Late-Onset Pompe Disease Gene Therapy Cleared to Continue Trial
The FDA has lifted a clinical hold placed in the summer of 2022 due to a mild but medically significant case of peripheral sensory neuropathy.
The FDA has lifted the clinical hold on Astellas Pharma’s phase 1/2 FORTIS trial (NCT04174105) of AT845 in patients with late-onset Pompe disease (LOPD). Astellas is working to resume dosing in the trial.1
"With that same spirit and focus on patient safety, we look forward to resuming the FORTIS clinical trial and the continued development of AT845 as an important potential new treatment for adults living with LOPD," Ha Tran, executive medical director, Astellas, said in a statement.1 "As always, we are grateful to the patients participating in the FORTIS clinical trial and we remain committed to developing novel therapies for those with a high unmet medical need."
The gene therapy AT845 uses the adeno-associated virus vector 8 to deliver a functional copy of the GAA gene under a muscle-specific promoter. The multi-center, dose-ascending, open-label FORTIS study is primarily evaluating the therapy for safety in participants with LOPD. Participants receive a 1-time peripheral intravenous (IV) infusion of AT845 and are followed for 1 year for safety, clinical, and biochemical endpoints and then 4 years of long-term safety monitoring. Follow-up will assess GAA activity and protein level in patients’ muscles. The study is also evaluating efficacy as measured by change in muscle GAA protein expression and enzyme activity from baseline. Secondary endpoints include improvements in respiratory, endurance, and quality of life measures.
FORTIS was previously placed on hold due to the incidence of a serious adverse event (AE) of peripheral sensory neuropathy.2 The AE was classified as grade 1 and mild but was serious due to medical significance. The FDA told Astellas that there is not enough information to assess the risks to study participants and that more information is needed about the incidence of neuropathy.
READ MORE: Pompe Disease mRNA Therapy Receives FDA Orphan Drug Designation
"Patient safety is our top priority, and we are working closely with the FDA to determine appropriate next steps," Weston Miller, MD, senior medical director, clinical development, Astellas Gene Therapies, said in a statement.2 "We remain committed to the safe and effective development of AT845 and will keep the scientific and patient communities informed with updates as we learn more."
FORTIS had enrolled 4 participants as of December 3, 2021, dosed with 3 x 1013 vg/kg or 6 x 1013 vg/kg of AT845.3 The therapy was well-tolerated with no serious AEs observed at that time.

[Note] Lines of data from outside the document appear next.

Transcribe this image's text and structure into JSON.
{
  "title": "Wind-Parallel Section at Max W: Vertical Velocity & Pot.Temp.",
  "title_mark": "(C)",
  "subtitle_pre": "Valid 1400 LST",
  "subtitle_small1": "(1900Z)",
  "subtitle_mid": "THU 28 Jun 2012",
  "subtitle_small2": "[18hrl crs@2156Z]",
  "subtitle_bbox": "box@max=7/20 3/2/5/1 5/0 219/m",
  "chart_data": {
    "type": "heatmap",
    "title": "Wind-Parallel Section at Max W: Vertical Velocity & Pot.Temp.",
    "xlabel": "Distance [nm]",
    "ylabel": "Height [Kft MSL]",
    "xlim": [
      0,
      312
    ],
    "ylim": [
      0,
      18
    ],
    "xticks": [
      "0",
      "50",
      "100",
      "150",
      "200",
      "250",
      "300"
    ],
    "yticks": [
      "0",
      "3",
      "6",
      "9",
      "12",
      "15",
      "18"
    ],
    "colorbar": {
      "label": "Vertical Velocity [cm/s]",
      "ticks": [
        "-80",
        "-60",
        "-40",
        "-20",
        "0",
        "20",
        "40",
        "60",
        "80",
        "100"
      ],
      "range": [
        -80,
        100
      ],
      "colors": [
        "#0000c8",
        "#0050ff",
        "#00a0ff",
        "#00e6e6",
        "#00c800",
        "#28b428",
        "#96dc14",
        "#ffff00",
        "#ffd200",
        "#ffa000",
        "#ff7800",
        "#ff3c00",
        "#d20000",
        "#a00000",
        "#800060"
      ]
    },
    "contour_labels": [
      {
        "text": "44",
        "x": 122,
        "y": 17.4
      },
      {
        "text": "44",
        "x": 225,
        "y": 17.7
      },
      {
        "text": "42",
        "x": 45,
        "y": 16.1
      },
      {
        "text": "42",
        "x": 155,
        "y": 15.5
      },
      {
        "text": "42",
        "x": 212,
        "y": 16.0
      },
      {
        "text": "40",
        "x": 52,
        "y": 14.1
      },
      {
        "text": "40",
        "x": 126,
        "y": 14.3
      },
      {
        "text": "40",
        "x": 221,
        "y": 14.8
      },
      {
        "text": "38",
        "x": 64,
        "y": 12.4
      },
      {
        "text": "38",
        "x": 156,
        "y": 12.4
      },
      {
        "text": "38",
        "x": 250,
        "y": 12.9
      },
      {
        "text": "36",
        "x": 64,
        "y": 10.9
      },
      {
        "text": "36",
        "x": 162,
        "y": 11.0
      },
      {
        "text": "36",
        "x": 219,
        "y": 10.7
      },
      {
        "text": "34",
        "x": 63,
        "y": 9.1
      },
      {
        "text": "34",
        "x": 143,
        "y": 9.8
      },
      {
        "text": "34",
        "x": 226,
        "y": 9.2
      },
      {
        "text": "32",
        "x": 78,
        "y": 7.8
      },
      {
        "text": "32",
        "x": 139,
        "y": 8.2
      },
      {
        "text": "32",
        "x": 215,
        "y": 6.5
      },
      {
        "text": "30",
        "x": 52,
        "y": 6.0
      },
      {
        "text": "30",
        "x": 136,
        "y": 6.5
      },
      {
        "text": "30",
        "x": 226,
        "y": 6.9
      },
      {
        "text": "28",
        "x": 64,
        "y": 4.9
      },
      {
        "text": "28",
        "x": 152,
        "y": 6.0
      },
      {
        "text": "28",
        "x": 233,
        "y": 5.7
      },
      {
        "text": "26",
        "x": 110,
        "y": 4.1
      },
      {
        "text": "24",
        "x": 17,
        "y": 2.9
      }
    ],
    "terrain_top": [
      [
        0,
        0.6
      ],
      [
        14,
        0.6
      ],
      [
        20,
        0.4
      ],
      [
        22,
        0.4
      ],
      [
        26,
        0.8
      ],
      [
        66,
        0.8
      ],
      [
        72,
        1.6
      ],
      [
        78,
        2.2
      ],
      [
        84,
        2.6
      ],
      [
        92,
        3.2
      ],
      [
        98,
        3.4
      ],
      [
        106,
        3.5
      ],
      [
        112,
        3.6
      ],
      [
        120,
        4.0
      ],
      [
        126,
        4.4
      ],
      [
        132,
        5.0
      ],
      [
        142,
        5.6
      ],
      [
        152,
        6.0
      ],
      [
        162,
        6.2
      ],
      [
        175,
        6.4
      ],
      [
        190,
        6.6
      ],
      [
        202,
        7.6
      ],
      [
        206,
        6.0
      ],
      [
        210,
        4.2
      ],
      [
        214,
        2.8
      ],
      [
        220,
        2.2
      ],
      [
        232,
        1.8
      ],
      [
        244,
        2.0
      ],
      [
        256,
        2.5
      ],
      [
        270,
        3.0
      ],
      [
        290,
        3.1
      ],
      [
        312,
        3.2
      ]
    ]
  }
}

“There is significant unmet need for patients with Pompe disease due to the short half-life, inefficient uptake in the key tissues affected by the disease and the immunogenicity of ERT,” Tahseen Mozaffar, MD, professor of neurology, pathology, and orthopedic surgery; and director, Division of Neuromuscular Diseases, Neurology School of Medicine, UC Irvine, said in a previous statement.3 “AT845 has the potential to be a best-in-class approach as a muscle-directed gene therapy using an AAV8 capsid serotype. It is being investigated to determine whether it can deliver a functional GAA gene that is efficiently transduced to express GAA directly in tissues affected by the disease, including skeletal and cardiac muscle.”